COLUMBIA, Ky. – Former Lindsey Wilson student-athlete Sicelo Buthelezi has returned to the Blue Raiders to join the men's soccer coaching staff, head coach Ray Wells announced on Monday.
"Having Stitch (Buthelezi) back on campus as our new assistant coach is great for the program in several areas," Wells said. "Considering that he is a Lindsey Wilson alum, past team captain, and was a part of our 2009 and 2011 National Championships, I am sure that he will help us move forward as a team."
Buthelezi returns to his alma mater after spending two seasons as an assistant coach at the University of Northwestern Ohio. While with the Racers, Buthelezi helped lead the team to a 17-5-2 record during the 2014-15 season, the regular season Wolverine-Hoosier Athletic Conference title, and an appearance in the NAIA National Tournament Semifinals. Last season, Northwestern Ohio went 16-5 and captured the WHAC Tournament Championship.
Buthelezi also has previous coaching experience at the club level including with the Ohio Extreme Soccer Club U16, the Kentucky Rush in Somerset, Ky., and the Adair County Youth Soccer League.
Prior to entering the coaching ranks, Buthelezi had an outstanding four-year career as a Blue Raider from 2009-12. He made 89 appearances, the sixth most in program history, with 88 starts and recorded 21 shots, six goals and two assists while helping to anchor a defense that compiled 46 total shutouts during his career as a central defender.

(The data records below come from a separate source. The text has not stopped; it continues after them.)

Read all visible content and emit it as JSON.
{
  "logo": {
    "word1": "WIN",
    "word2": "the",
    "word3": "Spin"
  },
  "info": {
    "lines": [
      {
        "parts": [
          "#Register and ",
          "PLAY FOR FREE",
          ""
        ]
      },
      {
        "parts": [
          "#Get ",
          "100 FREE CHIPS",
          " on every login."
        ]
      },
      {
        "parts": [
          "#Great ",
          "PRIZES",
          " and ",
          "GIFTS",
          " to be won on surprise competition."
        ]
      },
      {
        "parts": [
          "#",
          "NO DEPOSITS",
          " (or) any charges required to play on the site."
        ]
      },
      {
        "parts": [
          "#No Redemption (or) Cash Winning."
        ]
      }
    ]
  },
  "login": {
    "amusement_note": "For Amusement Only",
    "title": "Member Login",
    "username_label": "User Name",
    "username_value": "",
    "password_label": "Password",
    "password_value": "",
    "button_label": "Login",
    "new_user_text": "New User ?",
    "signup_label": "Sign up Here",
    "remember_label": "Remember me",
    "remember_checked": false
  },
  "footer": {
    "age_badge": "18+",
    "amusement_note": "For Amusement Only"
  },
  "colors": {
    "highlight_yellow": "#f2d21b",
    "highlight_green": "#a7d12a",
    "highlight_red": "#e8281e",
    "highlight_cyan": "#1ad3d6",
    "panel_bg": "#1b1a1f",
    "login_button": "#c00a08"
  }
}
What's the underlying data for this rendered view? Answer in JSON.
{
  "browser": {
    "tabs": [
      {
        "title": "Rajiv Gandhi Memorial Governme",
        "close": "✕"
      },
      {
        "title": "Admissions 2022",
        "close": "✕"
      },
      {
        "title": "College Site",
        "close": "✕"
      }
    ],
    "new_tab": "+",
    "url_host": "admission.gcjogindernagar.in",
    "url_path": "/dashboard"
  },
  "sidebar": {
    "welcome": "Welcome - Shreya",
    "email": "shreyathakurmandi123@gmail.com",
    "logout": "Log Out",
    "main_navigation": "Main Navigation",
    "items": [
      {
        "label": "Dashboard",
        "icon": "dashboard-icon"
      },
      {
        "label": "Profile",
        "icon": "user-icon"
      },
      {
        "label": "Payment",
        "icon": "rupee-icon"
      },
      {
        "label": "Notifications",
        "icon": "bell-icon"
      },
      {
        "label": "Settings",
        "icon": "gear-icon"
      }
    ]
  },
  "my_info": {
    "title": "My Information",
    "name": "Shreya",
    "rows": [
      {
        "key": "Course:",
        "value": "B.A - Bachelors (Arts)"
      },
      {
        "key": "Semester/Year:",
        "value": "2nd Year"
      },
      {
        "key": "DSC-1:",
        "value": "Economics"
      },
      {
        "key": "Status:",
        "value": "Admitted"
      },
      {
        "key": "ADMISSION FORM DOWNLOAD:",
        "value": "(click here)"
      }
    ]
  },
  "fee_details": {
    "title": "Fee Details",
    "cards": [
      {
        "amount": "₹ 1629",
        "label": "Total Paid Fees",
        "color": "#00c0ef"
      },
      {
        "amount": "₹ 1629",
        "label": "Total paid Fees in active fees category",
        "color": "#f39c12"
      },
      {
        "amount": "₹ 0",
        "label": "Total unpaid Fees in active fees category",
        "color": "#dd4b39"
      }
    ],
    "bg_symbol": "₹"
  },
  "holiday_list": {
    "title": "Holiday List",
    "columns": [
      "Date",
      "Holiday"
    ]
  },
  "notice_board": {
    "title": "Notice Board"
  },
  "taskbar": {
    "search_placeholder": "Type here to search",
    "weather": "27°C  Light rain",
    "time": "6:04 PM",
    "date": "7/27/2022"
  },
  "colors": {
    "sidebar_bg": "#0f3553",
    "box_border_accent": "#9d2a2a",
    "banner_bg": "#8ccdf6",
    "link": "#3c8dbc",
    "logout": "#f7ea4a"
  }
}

The two-time captain helped lead the Blue Raiders to the NAIA National Championship in 2009 and 2011, while collecting a pair of Mid-South Conference regular season crowns and three MSC Tournament titles. Buthelezi was an NAIA Second Team All-American and NAIA All-Tournament Team selection in 2012, a two-time All-MSC First Team member and twice earned All-MSC Honorable Mention honors. He even represented South Africa at the Under-20 level during his playing days.
"He has so much to offer our student-athletes and will have an immediate and long-term positive effect on our program," Wells said.